Treatment of psoriasis at home with the use of photochemical effects
PUVA therapy is not only available in medical institutions. To date, there are portable devices of small size, which make it possible to conduct courses of UV irradiation at home. In this way, locally located psoriatic plaques are usually treated, for example, on the upper or lower extremities. It should be noted that the fact that it is possible to carry out the procedure at home does not mean that the patient can then self-medicate. All questions relating to the duration and frequency of the course, determining the dose of the drug and radiation, the specifics of the procedure are decided by the attending physician, and only for its intended purpose, PUVA therapy can be performed at home.

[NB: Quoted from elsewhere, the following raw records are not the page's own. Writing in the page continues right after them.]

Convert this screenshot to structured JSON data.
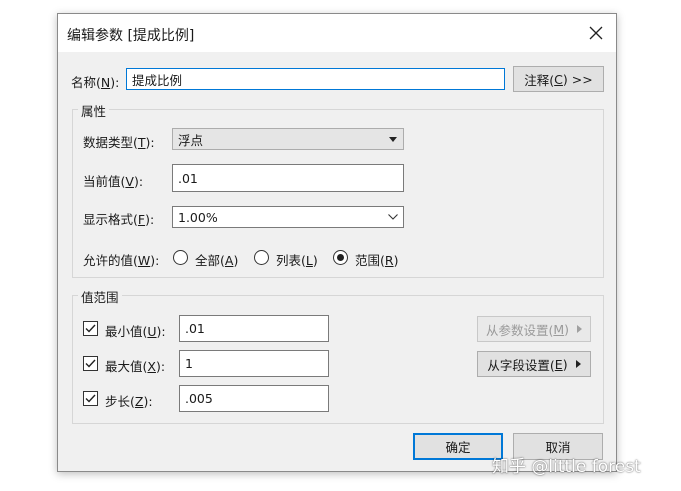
{
  "dialog": {
    "title": "编辑参数 [提成比例]"
  },
  "name_row": {
    "label_pre": "名称(",
    "label_key": "N",
    "label_post": "):",
    "value": "提成比例",
    "comment_button": {
      "pre": "注释(",
      "key": "C",
      "post": ") >>"
    }
  },
  "properties": {
    "group_title": "属性",
    "data_type": {
      "label_pre": "数据类型(",
      "label_key": "T",
      "label_post": "):",
      "value": "浮点"
    },
    "current_value": {
      "label_pre": "当前值(",
      "label_key": "V",
      "label_post": "):",
      "value": ".01"
    },
    "display_format": {
      "label_pre": "显示格式(",
      "label_key": "F",
      "label_post": "):",
      "value": "1.00%"
    },
    "allowed": {
      "label_pre": "允许的值(",
      "label_key": "W",
      "label_post": "):",
      "options": [
        {
          "pre": "全部(",
          "key": "A",
          "post": ")",
          "selected": false
        },
        {
          "pre": "列表(",
          "key": "L",
          "post": ")",
          "selected": false
        },
        {
          "pre": "范围(",
          "key": "R",
          "post": ")",
          "selected": true
        }
      ]
    }
  },
  "range": {
    "group_title": "值范围",
    "min": {
      "pre": "最小值(",
      "key": "U",
      "post": "):",
      "value": ".01",
      "checked": true
    },
    "max": {
      "pre": "最大值(",
      "key": "X",
      "post": "):",
      "value": "1",
      "checked": true
    },
    "step": {
      "pre": "步长(",
      "key": "Z",
      "post": "):",
      "value": ".005",
      "checked": true
    },
    "from_param_button": {
      "pre": "从参数设置(",
      "key": "M",
      "post": ")",
      "disabled": true
    },
    "from_field_button": {
      "pre": "从字段设置(",
      "key": "E",
      "post": ")",
      "disabled": false
    }
  },
  "footer": {
    "ok_label": "确定",
    "cancel_label": "取消"
  },
  "watermark": "知乎 @little forest",
  "colors": {
    "accent": "#0078d7",
    "dialog_bg": "#f0f0f0"
  }
}
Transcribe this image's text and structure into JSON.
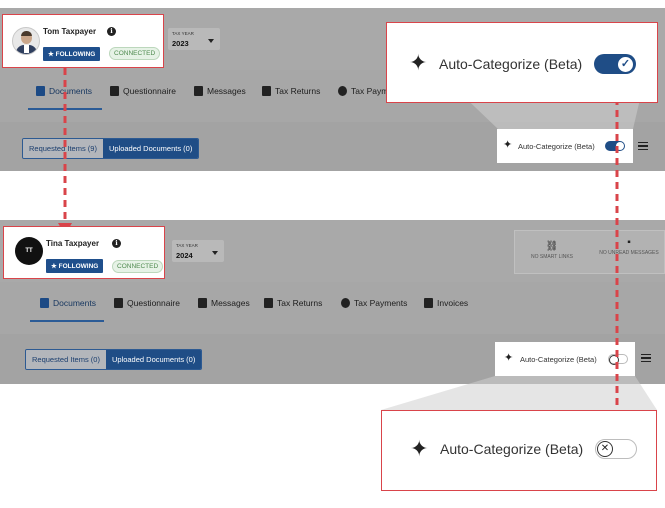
{
  "top": {
    "user_name": "Tom Taxpayer",
    "follow_label": "★ FOLLOWING",
    "connected_label": "CONNECTED",
    "tax_year_label": "TAX YEAR",
    "tax_year_value": "2023",
    "tabs": [
      {
        "label": "Documents"
      },
      {
        "label": "Questionnaire"
      },
      {
        "label": "Messages"
      },
      {
        "label": "Tax Returns"
      },
      {
        "label": "Tax Paym"
      }
    ],
    "requested_label": "Requested Items (9)",
    "uploaded_label": "Uploaded Documents (0)",
    "auto_label": "Auto-Categorize (Beta)",
    "auto_enabled": true
  },
  "bottom": {
    "user_name": "Tina Taxpayer",
    "initials": "TT",
    "follow_label": "★ FOLLOWING",
    "connected_label": "CONNECTED",
    "tax_year_label": "TAX YEAR",
    "tax_year_value": "2024",
    "tabs": [
      {
        "label": "Documents"
      },
      {
        "label": "Questionnaire"
      },
      {
        "label": "Messages"
      },
      {
        "label": "Tax Returns"
      },
      {
        "label": "Tax Payments"
      },
      {
        "label": "Invoices"
      }
    ],
    "stats": [
      {
        "icon": "link-icon",
        "label": "NO SMART LINKS"
      },
      {
        "icon": "message-icon",
        "label": "NO UNREAD MESSAGES"
      }
    ],
    "requested_label": "Requested Items (0)",
    "uploaded_label": "Uploaded Documents (0)",
    "auto_label": "Auto-Categorize (Beta)",
    "auto_enabled": false
  },
  "callouts": {
    "top_label": "Auto-Categorize (Beta)",
    "bottom_label": "Auto-Categorize (Beta)"
  },
  "colors": {
    "accent": "#1f4d86",
    "highlight": "#d9444a",
    "connected": "#4f8a4f"
  }
}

Reviews of patients with psoriasis, who discovered PUVA therapy, are mostly positive. Most of the patients noted high efficiency of photochemotherapy procedures. Indeed, treatment with a combination of receiving photosensitizers and exposure to ultraviolet radiation makes it possible to achieve long-term deep remission of the disease in one course. The percentage of side effects and harmful effects from photoradiation is quite small - no more than 20 people out of 100 report on their appearance. Doctors also speak positively about the procedure - if not abusing the appointment of courses and dosage of UV radiation, as well as to comply with all preventive measures and precautionary rules, therapy shows high efficiency even in children and the elderly, especially in the fight against psoriasis of the upper and lower extremities.